Les assureurs prêts à tout pour convaincre

En perte de vitesse depuis quelques années, face aux bancassurances notamment, et souffrant d’une image dégradée en raison de leurs prises de position durant la pandémie, les assureurs se sont mis en ordre de bataille pour reconquérir le cœur – et le portefeuille – des Français. Et tous les moyens sont bons.

Les assureurs à l’assaut des emprunteurs

Les assureurs sont partis d’un constat simple : malgré 3 lois en leur faveur sur le sujet – les lois Lagarde de 2010, Hamon de 2014 et Bourquin de 2018 -, en 2019, 85 % du marché de l’assurance emprunteur restait dans l’escarcelle des banques.

Avec des bénéfices à en faire saliver plus d’un : les 6 millions de Français emprunteurs génèrent chaque année environ 6 milliards d’euros de cotisations d’assurance, avec des marges brutes de plus de 60 %, soit le double de celles constatées dans l’assurance auto. Les assureurs, en manque de rentabilité, ont donc milité pour que soit introduite dans la loi la possibilité de résiliation « à tout moment » de l’assurance emprunteur. Seul et unique moyen pour eux de venir concurrencer les banques sur ce terrain.

Tout en se gardant bien de communiquer sur les risques d’une telle évolution pour les emprunteurs. « Une assurance emprunteur n’est pas un abonnement téléphonique, ni même une assurance habitation », rappelait ainsi la Ministre Agnès Pannier-Runacher, en octobre 2020, à l’occasion des débats devant la représentation nationale.
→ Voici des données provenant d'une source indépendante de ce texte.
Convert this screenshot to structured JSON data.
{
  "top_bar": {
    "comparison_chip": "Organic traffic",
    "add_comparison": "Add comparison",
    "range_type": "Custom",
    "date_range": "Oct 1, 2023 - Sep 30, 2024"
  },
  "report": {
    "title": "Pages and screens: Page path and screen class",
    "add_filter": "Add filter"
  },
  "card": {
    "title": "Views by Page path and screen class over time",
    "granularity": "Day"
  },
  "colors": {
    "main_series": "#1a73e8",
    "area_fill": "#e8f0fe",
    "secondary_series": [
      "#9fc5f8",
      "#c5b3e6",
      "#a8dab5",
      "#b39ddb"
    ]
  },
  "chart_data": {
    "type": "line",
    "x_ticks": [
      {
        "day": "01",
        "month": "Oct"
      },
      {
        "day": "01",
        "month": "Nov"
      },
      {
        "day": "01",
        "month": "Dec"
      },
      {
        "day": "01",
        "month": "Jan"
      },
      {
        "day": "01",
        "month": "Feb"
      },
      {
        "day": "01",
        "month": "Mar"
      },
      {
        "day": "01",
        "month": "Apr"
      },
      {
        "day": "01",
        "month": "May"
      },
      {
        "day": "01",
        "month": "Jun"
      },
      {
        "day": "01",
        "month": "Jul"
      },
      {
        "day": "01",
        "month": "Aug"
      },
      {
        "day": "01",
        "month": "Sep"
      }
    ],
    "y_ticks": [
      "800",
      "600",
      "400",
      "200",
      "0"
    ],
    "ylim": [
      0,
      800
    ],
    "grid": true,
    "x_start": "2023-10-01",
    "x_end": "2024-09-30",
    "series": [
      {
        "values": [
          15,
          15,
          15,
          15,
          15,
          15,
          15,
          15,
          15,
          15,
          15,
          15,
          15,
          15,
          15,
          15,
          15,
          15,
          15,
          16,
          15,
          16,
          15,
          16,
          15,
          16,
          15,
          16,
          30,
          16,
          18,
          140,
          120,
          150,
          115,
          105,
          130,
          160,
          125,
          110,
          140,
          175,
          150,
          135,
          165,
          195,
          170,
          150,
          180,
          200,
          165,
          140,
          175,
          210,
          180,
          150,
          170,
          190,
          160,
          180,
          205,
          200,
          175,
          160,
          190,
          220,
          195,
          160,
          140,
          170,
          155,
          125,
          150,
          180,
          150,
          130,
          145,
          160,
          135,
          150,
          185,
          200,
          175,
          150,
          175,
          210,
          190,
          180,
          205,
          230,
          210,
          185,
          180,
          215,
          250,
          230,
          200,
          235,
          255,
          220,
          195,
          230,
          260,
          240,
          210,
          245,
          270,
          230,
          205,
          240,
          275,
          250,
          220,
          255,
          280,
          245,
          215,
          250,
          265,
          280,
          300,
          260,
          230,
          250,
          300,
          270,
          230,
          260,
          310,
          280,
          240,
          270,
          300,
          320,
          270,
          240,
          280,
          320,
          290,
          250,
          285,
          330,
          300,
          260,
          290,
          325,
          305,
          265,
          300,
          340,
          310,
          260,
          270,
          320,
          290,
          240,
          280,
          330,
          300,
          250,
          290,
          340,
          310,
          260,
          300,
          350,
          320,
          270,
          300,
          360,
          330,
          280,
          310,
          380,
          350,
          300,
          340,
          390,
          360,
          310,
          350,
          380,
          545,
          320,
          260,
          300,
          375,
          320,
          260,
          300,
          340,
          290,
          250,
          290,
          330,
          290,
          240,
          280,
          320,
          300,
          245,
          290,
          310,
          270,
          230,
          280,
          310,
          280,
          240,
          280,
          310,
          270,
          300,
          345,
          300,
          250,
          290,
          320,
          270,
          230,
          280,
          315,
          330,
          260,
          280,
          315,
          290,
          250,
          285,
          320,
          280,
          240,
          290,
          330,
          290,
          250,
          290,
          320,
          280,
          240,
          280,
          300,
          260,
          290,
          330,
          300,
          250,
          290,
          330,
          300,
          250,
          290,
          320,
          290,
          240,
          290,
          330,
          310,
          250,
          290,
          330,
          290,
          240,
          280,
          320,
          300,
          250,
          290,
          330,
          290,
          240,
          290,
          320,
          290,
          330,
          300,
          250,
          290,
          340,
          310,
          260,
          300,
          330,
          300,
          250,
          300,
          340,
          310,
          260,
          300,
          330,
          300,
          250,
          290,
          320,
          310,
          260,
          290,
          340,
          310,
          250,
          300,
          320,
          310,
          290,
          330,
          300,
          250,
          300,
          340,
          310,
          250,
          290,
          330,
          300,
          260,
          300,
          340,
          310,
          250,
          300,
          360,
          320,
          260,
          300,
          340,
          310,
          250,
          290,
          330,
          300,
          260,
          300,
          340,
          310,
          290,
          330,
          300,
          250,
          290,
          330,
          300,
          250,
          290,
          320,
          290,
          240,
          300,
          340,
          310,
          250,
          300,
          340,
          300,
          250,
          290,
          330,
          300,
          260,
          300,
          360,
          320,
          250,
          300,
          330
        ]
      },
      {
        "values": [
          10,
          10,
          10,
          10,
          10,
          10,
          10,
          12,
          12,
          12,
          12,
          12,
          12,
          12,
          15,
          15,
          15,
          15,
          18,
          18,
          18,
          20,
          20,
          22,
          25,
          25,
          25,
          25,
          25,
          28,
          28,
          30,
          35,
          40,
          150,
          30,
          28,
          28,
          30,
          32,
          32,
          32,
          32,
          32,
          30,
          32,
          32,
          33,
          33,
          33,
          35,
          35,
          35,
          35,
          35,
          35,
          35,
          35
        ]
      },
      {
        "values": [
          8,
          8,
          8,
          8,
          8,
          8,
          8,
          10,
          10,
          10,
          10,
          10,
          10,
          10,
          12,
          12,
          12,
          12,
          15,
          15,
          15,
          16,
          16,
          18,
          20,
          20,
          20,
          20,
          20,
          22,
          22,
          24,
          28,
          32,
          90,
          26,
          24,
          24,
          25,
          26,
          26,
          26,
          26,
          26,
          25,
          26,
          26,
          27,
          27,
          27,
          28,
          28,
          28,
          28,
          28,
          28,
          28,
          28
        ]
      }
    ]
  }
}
Et celle-ci de pointer du doigt les risques associés : « les personnes les plus vulnérables paieraient plus, tandis que les personnes en bonne santé qui ont la vie devant elles et ont un bon emploi paieraient moins ».

Qu’à cela ne tienne, les assureurs n’ont rien lâché : ne lésinant pas sur le lobbying parlementaire – la fédération française de l’assurance a ainsi dépensé plus de 2 millions d’euros sur deux ans quand la Macif, à elle seule, a doublé le budget qu’elle alloue à cette activité entre 2019 et 2020 – ni sur les opérations publicitaires dans les médias. En témoigne l’article intitulé “La libéralisation du marché de l’assurance emprunteur immobilier est plus que jamais nécessaire”, publié sur BFM le 1er février, en partenariat avec l’agence de marketing digital Scribeo, vraisemblablement pour le compte de Securimut, une filiale de la Macif. Efforts payants : début février 2022, après quelques rebondissements, la clause si chère aux assureurs a finalement été adoptée. Celle-ci entrera en vigueur en juin prochain pour les nouveaux emprunteurs puis en septembre pour les autres.

Image en berne

Si les assureurs ont réussi à convaincre les parlementaires du bien-fondé de leurs demandes, en mettant notamment en avant les bénéfices possibles pour les consommateurs, pas sûr que ces derniers soient dupes. À l’inverse des bancassureurs, salués pour leur solidarité, la pandémie de COVID-19 a entaché durablement la réputation des assureurs français, au premier rang desquels Axa.

En cause, entre autres, leur refus de prendre en charge les pertes d’exploitation des restaurateurs ou encore d’accorder des remises à leurs assurés auto, bien que, pour beaucoup, leurs véhicules soient restés au garage pendant plusieurs mois en raison des confinements à répétition. Autant de prises de position qui ont laissé des traces.

C’est bien simple, d’après un sondage réalisé par L’Argus de l’assurance en partenariat avec Sopra Steria, en 2021, 16 % des Français déclaraient avoir une moins bonne image de leur assureur qu’avant la pandémie. Un autre sondage, réalisé quant à lui en 2020 au lendemain des premiers confinements, auprès des utilisateurs du comparateur d’assurances en ligne Assurland.com, indiquait qu’une « majorité de Français » estimait que « les assureurs n’avaient pas rempli leur rôle durant le Covid-19 ».

Bien que désormais facile, les emprunteurs français pourraient dès lors réfléchir à deux fois avant de résilier leur contrat d’assurance. D’autant que, comme à chaque libéralisation de marché, les prix attractifs proposés par les nouveaux entrants peuvent s’expliquer par une moins bonne qualité des prestations proposées, quand ils ne durent pas qu’un temps… Comme viennent de s’en apercevoir, à leurs dépens, bon nombre de consommateurs français, de plus en plus nombreux à revenir chez l’énergéticien historique EDF, après avoir déchanté chez la concurrence.